Weekly media wrap - 24 November 2018

A new report from Amnesty International and the Refugee Council of Australia revealed the dire mental and physical conditions of the asylum seekers who remain on Manus Island, and that acts of self-harm and suicide attempts have worsened. The report criticises the restricted and understaffed heath and counselling services and the lack of protection for the more than 600 asylum seeker men still on the Island. Since August 2017, there have been three suicides and many more incidences of self-harm and attempted suicide.

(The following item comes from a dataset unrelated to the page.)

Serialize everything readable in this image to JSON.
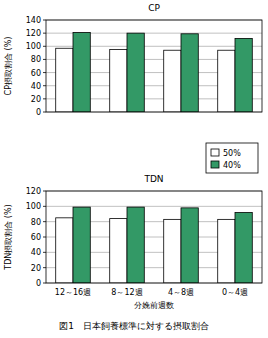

The Australian Government stated that it will not sign the United Nation’s migration pact (the Global Compact), claiming it may threaten border protection and risk Australia’s efforts to stop people-smuggling. The USA and several European countries have also rejected the pact, stating that it would weaken border security and undermine existing immigration programs. The Global Compact’s aim is to improve international cooperation on migration and to allow safe, orderly and regular migration.

Teachers across many major Australian cities took part in rallies against offshore detention. The teachers, backed by several major unions to leave their classrooms and attend the rallies, called for asylum seekers and refugees, particularly children, to be released from detention on Manus Island and Nauru. The rallies coincided with Universal Children’s Day. This week five more children were evacuated from Nauru.

Anne Richard, the former US assistant secretary of state for population, refugees and migration, stated that the USA was of the understanding that Australia would do more to assist refugees from outside its region, particularly from Central America, in exchange for the USA resettling refugees from Nauru and Manus Island.

New Zealand’s Foreign Minister expressed his concern that New Zealand’s offer to take refugees currently on Manus Island and Nauru may include a potential element to ban them from travelling to Australia. This follows Australian Prime Minister Scott Morrison’s recent statement that he may be more open to a deal with New Zealand if it prescribed that the refugees would be banned from ever coming to Australia.